Este laberinto de 12,89 m de diámetro y trazado circular, encastrado en la nave principal, es el mejor conservado de los misteriosos dédalos catedralicios franceses. El camino hasta su centro recorre 261,5 metros y simboliza el sinuoso peregrinaje hacia la Gracia divina o hacia la Jerusalén celestial. Textos del medievo describen danzas litúrgicas pascuales en su interior, con el deán lanzándoles a sus canónigos una pelota amarilla como símbolo solar de la Resurrección. Si se proyecta la fachada sobre el pavimento, el Cristo del Fin de los Tiempos del rosetón se superpone en el centro del laberinto. Llamado «Camino de Jerusalén», puede recorrerse los viernes posteriores a la Semana Santa hasta Todos los Santos.

 

LAS VIDRIERAS AZUL CHARTRES

Las paredes de Chartres son tabiques de luz, gemas resplandecientes. La fórmula secreta de su diáfano azul de cobalto jamás oxidado se la llevaron a la tumba los maestros vidrieros. Con el esplendor iconográfico de soberbios rosetones y más de 2.600 m2 de superficie vítrea, Chartres no tiene rival en materia lumínica.
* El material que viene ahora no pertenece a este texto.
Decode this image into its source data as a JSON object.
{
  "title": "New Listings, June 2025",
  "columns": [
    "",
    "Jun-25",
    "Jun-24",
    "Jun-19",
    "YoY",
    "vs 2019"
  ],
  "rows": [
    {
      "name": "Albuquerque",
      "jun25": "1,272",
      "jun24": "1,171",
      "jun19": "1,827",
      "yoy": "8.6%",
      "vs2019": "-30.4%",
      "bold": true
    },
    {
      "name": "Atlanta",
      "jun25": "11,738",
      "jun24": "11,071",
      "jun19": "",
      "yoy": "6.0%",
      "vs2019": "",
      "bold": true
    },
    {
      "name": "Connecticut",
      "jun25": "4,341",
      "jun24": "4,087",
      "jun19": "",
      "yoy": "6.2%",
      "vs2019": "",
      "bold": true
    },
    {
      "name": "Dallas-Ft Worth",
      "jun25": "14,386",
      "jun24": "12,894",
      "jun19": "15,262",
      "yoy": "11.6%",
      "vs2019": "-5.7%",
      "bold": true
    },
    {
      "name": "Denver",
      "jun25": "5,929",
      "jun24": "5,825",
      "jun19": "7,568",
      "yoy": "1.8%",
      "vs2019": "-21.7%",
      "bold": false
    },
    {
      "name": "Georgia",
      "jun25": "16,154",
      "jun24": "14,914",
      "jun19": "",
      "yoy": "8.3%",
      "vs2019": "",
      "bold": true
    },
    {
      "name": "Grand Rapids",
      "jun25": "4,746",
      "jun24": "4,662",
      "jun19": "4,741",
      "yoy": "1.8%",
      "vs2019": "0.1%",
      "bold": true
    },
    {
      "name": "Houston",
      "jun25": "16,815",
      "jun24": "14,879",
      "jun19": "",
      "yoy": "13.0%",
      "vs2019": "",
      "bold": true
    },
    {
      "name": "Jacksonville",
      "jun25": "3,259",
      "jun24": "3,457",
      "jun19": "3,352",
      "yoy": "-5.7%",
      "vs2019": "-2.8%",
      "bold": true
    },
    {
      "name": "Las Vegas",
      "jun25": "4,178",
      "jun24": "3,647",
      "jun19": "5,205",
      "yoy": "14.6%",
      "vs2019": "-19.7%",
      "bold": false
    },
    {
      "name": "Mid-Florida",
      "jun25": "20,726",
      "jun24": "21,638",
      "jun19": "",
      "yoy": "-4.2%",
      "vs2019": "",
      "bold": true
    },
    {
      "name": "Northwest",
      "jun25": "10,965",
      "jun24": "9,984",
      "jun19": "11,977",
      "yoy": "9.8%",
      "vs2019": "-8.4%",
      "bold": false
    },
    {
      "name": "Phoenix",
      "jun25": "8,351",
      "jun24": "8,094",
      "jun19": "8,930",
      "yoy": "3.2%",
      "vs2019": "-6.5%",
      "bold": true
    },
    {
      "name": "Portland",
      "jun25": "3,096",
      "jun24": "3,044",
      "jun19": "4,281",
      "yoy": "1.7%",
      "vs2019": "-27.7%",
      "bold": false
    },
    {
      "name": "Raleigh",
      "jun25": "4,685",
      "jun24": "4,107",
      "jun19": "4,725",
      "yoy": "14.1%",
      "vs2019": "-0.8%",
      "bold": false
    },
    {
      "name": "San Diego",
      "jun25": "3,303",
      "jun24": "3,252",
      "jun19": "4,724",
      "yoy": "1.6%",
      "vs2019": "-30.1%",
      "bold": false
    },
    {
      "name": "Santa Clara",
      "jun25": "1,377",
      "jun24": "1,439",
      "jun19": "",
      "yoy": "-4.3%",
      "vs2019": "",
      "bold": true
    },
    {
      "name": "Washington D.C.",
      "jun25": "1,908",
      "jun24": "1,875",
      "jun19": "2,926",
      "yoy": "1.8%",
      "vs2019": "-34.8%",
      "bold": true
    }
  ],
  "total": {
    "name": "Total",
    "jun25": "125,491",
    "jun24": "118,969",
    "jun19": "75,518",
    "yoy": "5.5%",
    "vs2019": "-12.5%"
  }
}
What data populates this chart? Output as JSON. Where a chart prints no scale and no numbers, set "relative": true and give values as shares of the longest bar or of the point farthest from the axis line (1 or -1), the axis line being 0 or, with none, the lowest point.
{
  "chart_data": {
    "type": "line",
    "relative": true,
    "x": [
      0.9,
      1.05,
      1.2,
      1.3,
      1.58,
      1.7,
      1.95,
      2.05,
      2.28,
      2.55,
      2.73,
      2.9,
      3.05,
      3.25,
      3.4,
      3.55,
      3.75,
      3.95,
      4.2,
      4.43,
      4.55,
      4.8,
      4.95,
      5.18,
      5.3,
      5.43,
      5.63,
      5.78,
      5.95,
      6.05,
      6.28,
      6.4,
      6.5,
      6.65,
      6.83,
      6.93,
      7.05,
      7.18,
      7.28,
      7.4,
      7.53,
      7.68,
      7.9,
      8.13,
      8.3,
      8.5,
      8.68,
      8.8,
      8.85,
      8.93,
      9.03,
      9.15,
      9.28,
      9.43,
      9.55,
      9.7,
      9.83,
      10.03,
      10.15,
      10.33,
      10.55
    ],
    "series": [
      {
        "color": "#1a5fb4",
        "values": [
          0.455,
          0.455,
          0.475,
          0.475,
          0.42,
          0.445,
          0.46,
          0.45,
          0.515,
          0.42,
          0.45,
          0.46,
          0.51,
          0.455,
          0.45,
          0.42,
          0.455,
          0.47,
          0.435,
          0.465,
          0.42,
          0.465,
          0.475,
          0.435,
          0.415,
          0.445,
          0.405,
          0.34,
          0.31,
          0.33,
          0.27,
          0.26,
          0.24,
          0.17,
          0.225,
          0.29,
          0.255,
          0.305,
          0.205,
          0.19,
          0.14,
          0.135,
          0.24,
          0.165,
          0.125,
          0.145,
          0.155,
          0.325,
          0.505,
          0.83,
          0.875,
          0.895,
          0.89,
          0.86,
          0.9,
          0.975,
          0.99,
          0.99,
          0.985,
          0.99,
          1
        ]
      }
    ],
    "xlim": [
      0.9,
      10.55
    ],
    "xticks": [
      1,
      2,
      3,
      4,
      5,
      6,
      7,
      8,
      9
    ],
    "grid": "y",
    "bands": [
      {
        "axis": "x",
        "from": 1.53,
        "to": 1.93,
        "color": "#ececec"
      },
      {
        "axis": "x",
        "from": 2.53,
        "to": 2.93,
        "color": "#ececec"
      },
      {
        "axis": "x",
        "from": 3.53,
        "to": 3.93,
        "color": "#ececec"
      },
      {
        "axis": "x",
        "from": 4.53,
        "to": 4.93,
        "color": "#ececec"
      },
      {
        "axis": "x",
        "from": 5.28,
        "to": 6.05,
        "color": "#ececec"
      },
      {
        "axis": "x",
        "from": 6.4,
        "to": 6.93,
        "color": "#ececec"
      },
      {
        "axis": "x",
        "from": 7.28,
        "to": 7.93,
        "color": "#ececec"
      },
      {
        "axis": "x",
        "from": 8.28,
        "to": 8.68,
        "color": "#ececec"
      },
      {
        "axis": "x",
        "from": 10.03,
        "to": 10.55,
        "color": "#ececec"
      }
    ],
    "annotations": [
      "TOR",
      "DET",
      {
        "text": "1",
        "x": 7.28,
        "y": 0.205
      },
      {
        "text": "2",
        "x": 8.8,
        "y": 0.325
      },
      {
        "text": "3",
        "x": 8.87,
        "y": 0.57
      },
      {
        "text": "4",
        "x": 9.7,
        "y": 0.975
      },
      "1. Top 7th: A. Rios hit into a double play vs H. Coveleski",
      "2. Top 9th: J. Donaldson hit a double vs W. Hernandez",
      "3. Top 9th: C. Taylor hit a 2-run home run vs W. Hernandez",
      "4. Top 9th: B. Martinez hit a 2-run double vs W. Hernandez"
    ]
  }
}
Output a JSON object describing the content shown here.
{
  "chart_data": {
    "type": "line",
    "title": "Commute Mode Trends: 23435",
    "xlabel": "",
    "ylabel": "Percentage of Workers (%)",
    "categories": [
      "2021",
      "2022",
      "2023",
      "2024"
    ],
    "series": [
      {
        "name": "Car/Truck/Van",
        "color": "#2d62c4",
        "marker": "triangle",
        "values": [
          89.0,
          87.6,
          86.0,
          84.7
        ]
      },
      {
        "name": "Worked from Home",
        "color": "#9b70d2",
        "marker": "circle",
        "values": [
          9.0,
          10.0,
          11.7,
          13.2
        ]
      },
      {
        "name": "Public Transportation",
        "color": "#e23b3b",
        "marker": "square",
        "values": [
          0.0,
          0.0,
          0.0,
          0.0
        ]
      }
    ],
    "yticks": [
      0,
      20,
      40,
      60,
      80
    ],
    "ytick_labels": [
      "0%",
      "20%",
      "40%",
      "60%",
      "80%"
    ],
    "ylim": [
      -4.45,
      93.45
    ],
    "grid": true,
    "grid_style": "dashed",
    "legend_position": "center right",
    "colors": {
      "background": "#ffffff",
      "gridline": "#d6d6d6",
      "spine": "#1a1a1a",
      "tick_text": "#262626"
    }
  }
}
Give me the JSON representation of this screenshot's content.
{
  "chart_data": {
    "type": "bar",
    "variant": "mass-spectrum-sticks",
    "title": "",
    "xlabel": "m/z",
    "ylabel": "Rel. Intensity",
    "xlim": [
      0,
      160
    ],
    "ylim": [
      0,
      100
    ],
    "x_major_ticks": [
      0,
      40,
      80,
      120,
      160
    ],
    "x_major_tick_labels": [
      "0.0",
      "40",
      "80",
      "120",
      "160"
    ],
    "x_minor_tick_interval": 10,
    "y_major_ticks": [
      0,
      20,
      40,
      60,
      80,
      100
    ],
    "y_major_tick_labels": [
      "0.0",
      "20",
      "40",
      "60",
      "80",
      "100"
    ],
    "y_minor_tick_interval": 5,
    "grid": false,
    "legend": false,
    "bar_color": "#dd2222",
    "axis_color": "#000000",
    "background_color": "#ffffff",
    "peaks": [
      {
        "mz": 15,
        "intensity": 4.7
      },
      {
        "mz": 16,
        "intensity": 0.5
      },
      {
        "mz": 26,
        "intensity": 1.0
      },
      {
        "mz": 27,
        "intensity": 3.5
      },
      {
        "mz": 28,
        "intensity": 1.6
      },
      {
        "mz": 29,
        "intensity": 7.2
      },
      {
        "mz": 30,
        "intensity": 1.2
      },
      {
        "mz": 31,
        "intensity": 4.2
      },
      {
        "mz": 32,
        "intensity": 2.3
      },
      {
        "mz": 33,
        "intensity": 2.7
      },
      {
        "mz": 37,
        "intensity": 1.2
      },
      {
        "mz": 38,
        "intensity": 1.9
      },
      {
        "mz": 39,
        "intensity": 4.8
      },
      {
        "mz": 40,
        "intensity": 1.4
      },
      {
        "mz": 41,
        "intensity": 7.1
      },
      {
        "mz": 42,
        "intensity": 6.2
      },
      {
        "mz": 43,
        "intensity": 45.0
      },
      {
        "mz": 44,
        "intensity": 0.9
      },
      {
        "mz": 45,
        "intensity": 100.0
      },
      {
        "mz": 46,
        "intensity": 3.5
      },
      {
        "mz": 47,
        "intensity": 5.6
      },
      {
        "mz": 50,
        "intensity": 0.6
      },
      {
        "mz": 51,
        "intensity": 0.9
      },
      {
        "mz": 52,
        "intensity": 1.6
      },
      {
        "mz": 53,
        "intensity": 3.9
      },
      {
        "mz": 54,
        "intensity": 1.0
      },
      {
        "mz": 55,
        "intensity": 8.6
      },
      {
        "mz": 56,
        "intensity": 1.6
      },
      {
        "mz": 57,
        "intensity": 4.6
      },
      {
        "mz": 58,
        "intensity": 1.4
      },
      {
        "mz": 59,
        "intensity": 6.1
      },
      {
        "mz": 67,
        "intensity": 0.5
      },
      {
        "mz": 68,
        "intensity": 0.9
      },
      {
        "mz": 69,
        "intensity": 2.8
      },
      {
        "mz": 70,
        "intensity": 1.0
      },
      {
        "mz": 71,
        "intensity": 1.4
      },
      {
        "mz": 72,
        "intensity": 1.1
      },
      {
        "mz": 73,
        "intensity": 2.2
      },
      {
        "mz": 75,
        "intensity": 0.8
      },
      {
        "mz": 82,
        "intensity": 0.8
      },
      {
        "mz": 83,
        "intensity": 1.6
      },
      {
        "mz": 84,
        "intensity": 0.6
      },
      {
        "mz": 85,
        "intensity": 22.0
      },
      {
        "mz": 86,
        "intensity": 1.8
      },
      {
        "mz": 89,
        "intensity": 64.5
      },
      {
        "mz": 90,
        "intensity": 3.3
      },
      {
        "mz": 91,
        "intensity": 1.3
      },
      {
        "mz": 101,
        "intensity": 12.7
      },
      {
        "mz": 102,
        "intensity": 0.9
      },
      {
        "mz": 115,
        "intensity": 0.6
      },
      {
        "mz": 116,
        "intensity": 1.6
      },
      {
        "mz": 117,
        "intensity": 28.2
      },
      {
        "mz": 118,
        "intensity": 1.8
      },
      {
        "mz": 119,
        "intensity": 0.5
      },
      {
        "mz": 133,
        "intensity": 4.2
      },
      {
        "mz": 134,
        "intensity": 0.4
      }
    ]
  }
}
Sus 172 vitrales de altura vertiginosa llevan ocho siglos narrando en colores destellantes historias sacras y profanas que deben ser leídas de abajo arriba y de izquierda a derecha. Santos, profetas, soberanos o trabajadores de los gremios de las cofradías coprotagonizan esta rutilante armonía entre lo celestial y lo terreno. Tres de las ojivas alargadas sobrevivieron al incendio del siglo xii. Durante las dos guerras mundiales, las vidrieras fueron desmontadas y resguardadas de los bombardeos.

 

CONVERSOS Y DEVOTOS

Sea o no creyente, como el convertido Joris Karl Huysmans, que en 1898 le dedicó su novela La catedral, o el poeta Charles Péguy, quien escribió su «Presentación de la Beauce a Notre-Dame-de Chartres» tras peregrinar en 1912 a pie desde París como rogativa por su hijo enfermo. Hoy son miles los que efectúan ese mismo peregrinaje, llamado «el camino de Péguy» en honor al escritor caído en la guerra del 14.

Motivos religiosos o literarios aparte, más de un millón de visitantes anuales acuden a la catedral pintada por Corot, la más homogénea y acaso más bella de todas, cuya luz es la suprema de la exaltación. Porque no en vano Chartres, amén de importantísimo puntal histórico de Francia (allí se coronó rey en 1594 al anteriormente protestante Enrique IV, considerado el soberano más justo de la nación), es el auténtico faro gótico del mundo.